Redis as Token Store Spring Boot Oauth2

 

In this article we’ll use redis as token store instead of in memory token store.

1. Dependency

Add redis dependency on pom.xml

<dependency>
    <groupId>org.springframework.boot</groupId>
    <artifactId>spring-boot-starter-data-redis</artifactId>
</dependency>

2. Configuration Properties

Add redis configuration properties on application.properties file

spring.redis.host=localhost
spring.redis.password=
spring.redis.port=6379

3. Create a bean

Create a bean in any class that has @Configuration in it.

    @Bean    
    public TokenStore redisTokenStore() {
        return new RedisTokenStore(redisConnectionFactory);
    }

You’ll have to @Autowire RedisConnectionFactory on that class. Spring will automatically inject RedisConnectionFactory bean.

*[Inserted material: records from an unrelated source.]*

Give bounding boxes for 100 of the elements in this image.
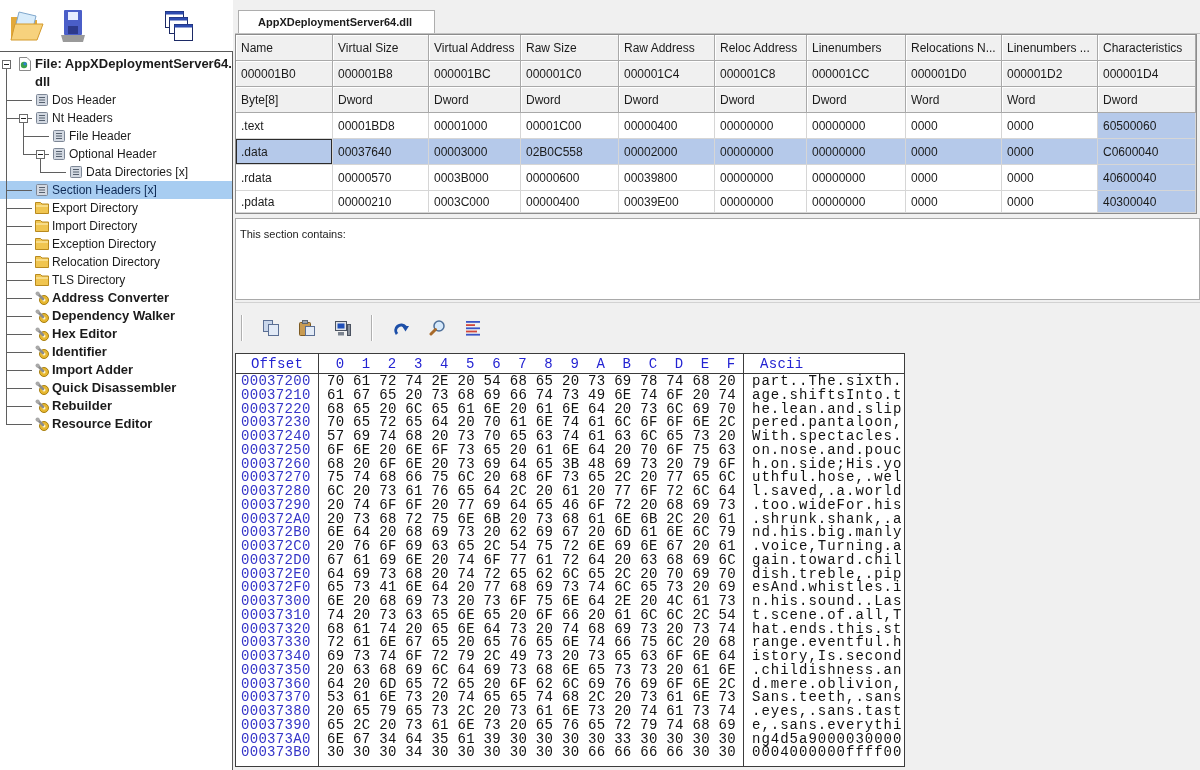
hex-bytes: 20 65 79 65 73 2C 20 73 61 6E 73 20 74 61 73 74 [327,705,736,719]
disk-icon[interactable] [60,8,86,43]
ascii-text: .shrunk.shank,.a [752,512,903,527]
wrench-gear-icon [35,363,49,377]
hex-bytes: 74 20 73 63 65 6E 65 20 6F 66 20 61 6C 6C 2C 54 [327,608,736,623]
offset-label: 00037250 [241,443,311,458]
offset-label: 00037270 [241,471,311,485]
column-header[interactable]: Relocations N... [906,35,1002,61]
hex-bytes: 64 69 73 68 20 74 72 65 62 6C 65 2C 20 70 69 70 [327,567,736,582]
ascii-text: 0004000000ffff00 [752,746,903,760]
offset-label: 000373B0 [241,746,311,760]
folder-icon [35,255,49,269]
minus-box-icon[interactable] [2,60,11,69]
offset-label: 00037310 [241,608,311,623]
table-row[interactable]: .data 00037640 00003000 02B0C558 00002000 00000000 00000000 0000 0000 C0600040 [236,139,1196,165]
copy-icon[interactable] [263,320,279,336]
table-row[interactable]: .pdata 00000210 0003C000 00000400 00039E00 00000000 00000000 0000 0000 40300040 [236,191,1196,213]
monitor-icon[interactable] [335,320,351,336]
tree-item[interactable]: Resource Editor [0,415,232,433]
search-icon[interactable] [429,320,445,336]
cascade-windows-icon[interactable] [165,10,193,41]
tree-item[interactable]: Dependency Walker [0,307,232,325]
tree-item[interactable]: Address Converter [0,289,232,307]
table-cell: 00000000 [715,139,807,165]
column-header[interactable]: Raw Address [619,35,715,61]
tree-item[interactable]: Hex Editor [0,325,232,343]
table-cell: 40600040 [1098,165,1196,191]
tree-item[interactable]: Import Adder [0,361,232,379]
ascii-text: e,.sans.everythi [752,718,903,733]
tree-item[interactable]: Import Directory [0,217,232,235]
column-header[interactable]: Reloc Address [715,35,807,61]
offset-label: 00037260 [241,457,311,472]
table-cell: 00039E00 [619,191,715,213]
ascii-text: nd.his.big.manly [752,526,903,540]
hex-bytes: 53 61 6E 73 20 74 65 65 74 68 2C 20 73 61 6E 73 [327,691,736,705]
ascii-text: pered.pantaloon, [752,416,903,430]
column-header[interactable]: Virtual Address [429,35,521,61]
hex-bytes: 6E 20 68 69 73 20 73 6F 75 6E 64 2E 20 4C 61 73 [327,595,736,609]
table-cell: 0000 [1002,113,1098,139]
ascii-text: .eyes,.sans.tast [752,705,903,719]
offset-label: 00037350 [241,663,311,678]
tree-item[interactable]: File Header [0,127,232,145]
clipboard-icon[interactable] [299,320,315,336]
tree-item[interactable]: Dos Header [0,91,232,109]
tree-item[interactable]: Relocation Directory [0,253,232,271]
column-header: 5 [466,355,475,372]
tree-item[interactable]: Data Directories [x] [0,163,232,181]
column-header: F [726,355,736,372]
table-cell: 0000 [906,165,1002,191]
column-header: C [648,355,658,372]
column-header: 9 [570,355,580,372]
table-cell: 00000000 [715,191,807,213]
column-header: B [622,355,632,372]
table-cell: 00000600 [521,165,619,191]
tree-item[interactable]: TLS Directory [0,271,232,289]
column-header[interactable]: Virtual Size [333,35,429,61]
offset-label: 00037220 [241,402,311,417]
wrench-gear-icon [35,327,49,341]
table-cell: .pdata [236,191,333,213]
table-row[interactable]: .rdata 00000570 0003B000 00000600 00039800 00000000 00000000 0000 0000 40600040 [236,165,1196,191]
column-header[interactable]: Name [236,35,333,61]
tree-item[interactable]: Identifier [0,343,232,361]
minus-box-icon[interactable] [19,114,28,123]
hex-bytes: 20 63 68 69 6C 64 69 73 68 6E 65 73 73 20 61 6E [327,663,736,678]
table-cell: 00000400 [521,191,619,213]
tree-item[interactable]: Exception Directory [0,235,232,253]
minus-box-icon[interactable] [36,150,45,159]
column-header: 7 [518,355,527,372]
table-cell: Dword [521,87,619,113]
table-cell: 00000000 [807,139,906,165]
wrench-gear-icon [35,381,49,395]
ascii-text: age.shiftsInto.t [752,388,903,403]
offset-label: 00037330 [241,636,311,650]
hex-bytes: 68 20 6F 6E 20 73 69 64 65 3B 48 69 73 20 79 6F [327,457,736,472]
tree-item[interactable]: File: AppXDeploymentServer64.dll [0,55,232,91]
column-header[interactable]: Linenumbers ... [1002,35,1098,61]
hex-bytes: 70 61 72 74 2E 20 54 68 65 20 73 69 78 74 68 20 [327,375,736,389]
tree-item[interactable]: Export Directory [0,199,232,217]
wrench-gear-icon [35,345,49,359]
lines-icon[interactable] [465,320,481,336]
column-header[interactable]: Characteristics [1098,35,1196,61]
ascii-text: t.scene.of.all,T [752,608,903,623]
tree-item[interactable]: Optional Header [0,145,232,163]
offset-label: 00037290 [241,498,311,513]
hex-bytes: 6E 64 20 68 69 73 20 62 69 67 20 6D 61 6E 6C 79 [327,526,736,540]
table-cell: 000001C4 [619,61,715,87]
curved-arrow-icon[interactable] [393,320,409,336]
column-header[interactable]: Raw Size [521,35,619,61]
table-row[interactable]: .text 00001BD8 00001000 00001C00 00000400 00000000 00000000 0000 0000 60500060 [236,113,1196,139]
column-header: E [700,355,710,372]
folder-icon [35,273,49,287]
tree-item[interactable]: Nt Headers [0,109,232,127]
folder-icon [35,219,49,233]
tree-item[interactable]: Quick Disassembler [0,379,232,397]
ascii-text: .too.wideFor.his [752,498,903,513]
tab[interactable]: AppXDeploymentServer64.dll [238,10,436,33]
tree-item[interactable]: Rebuilder [0,397,232,415]
tree-item[interactable]: Section Headers [x] [0,181,232,199]
column-header[interactable]: Linenumbers [807,35,906,61]
list-icon [35,93,49,107]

4. Register Redis as TokenStore

In your class that extends AuthorizationServerConfigurerAdapter , register redis as your tokenstore

 @Override
    public void configure(AuthorizationServerEndpointsConfigurer endpoints) throws Exception {
        endpoints.authenticationManager(authenticationManager)
                .allowedTokenEndpointRequestMethods(HttpMethod.GET, HttpMethod.POST)
                .tokenStore(redisTokenStore()) // registering redisTokenStore bean
                .tokenEnhancer(new CustomTokenEnhancer());
    }

5. Install redis on your machine

Now install redis on your server/local machine

sudo apt-get install redis-server

To test if redis is installed successfully, open Terminal and enter

redis-cli

Now if you send a command ping you’ll get PONG in reply. That’s how you know redis is installed successfully.